As such, she allowed the appeal meaning this case will now proceed to trial.
Some will consider that this case is restricted to the ‘special circumstances’ Dame Smith describes. However, it is incredibly significant that a public body such as the NHS could be deemed to owe a duty of care in appropriate circumstances. It will be important to see how the law develops following this ruling, but it is likely that multi-disciplinary teams will need to review their procedures when any worker is at risk.
Fatal accidents
On a different note, Swift v Secretary of State for Justice [2012] EWHC 2000 QB represents an attempt by the claimant, C to address one of the many anomalies of the Fatal Accidents Act 1976 (FAA).
Currently, section 1(3)(b) of the FAA entitles someone who has lived with their partner for two or more years to claim for a ‘loss of dependency’.
C, who cohabited with her partner for less than the required two years before he died from a workplace accident, sought a declaration under the Human Rights Act 1998 that FAA section was incompatible with articles 8 (the right to private and family life) and 14 (to be able to enjoy those rights without discrimination) of the European Convention on Human Rights and Fundamental Freedoms (ECHR) because, among others, it treated her less favourably than those who had cohabited for at least two years.
Sadly, C was unsuccessful. First, concerning article 8, the court had to consider whether the government were under a ‘positive obligation’ to extend section 1(3)(b) to these other cohabitants. For this, there needed to be a ‘direct and immediate link’ between the FAA and her family life which court found did not exist because it considered that the purpose of the FAA was not to “improve, promote or benefit ongoing private life” but to provide financial assistance to certain bereaved persons. The action also failed under article 14 because C was unable to show that she fell within a class of persons who received less favourable treatment. The length of someone’s cohabitation was not a ‘characteristic’ that could form the basis of discrimination.
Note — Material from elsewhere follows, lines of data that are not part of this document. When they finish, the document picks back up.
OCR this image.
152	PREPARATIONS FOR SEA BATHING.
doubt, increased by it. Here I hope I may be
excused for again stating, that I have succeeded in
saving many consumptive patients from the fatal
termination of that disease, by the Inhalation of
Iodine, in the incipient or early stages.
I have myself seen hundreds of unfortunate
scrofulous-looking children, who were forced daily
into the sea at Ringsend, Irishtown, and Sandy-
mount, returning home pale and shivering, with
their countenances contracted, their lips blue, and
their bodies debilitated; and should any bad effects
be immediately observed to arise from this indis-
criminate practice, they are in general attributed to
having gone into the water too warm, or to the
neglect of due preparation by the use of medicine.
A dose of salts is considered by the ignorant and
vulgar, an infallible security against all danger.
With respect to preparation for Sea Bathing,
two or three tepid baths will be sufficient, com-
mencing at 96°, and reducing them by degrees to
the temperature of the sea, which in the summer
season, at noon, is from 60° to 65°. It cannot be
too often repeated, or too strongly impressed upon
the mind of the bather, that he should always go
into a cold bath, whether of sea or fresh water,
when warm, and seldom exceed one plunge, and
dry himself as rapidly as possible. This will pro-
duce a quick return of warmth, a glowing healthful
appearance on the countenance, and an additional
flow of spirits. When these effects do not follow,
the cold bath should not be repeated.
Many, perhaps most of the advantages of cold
This aspect of the FAA is just one of ?many which attract widespread criticism. As an example, many consider the bereavement award to be disproportionately low. There is also no logical basis for requiring some class of persons - like parents who are dependent on financial support from their grown up children who are earning themselves – to prove a dependency whereas for others, ?it is automatic.
This case confirms however that ?arguing any incompatibility with the ?ECHR is not the best route, and that the only means of resolving some of the many anomalies of this act would be to lobby parliament for change.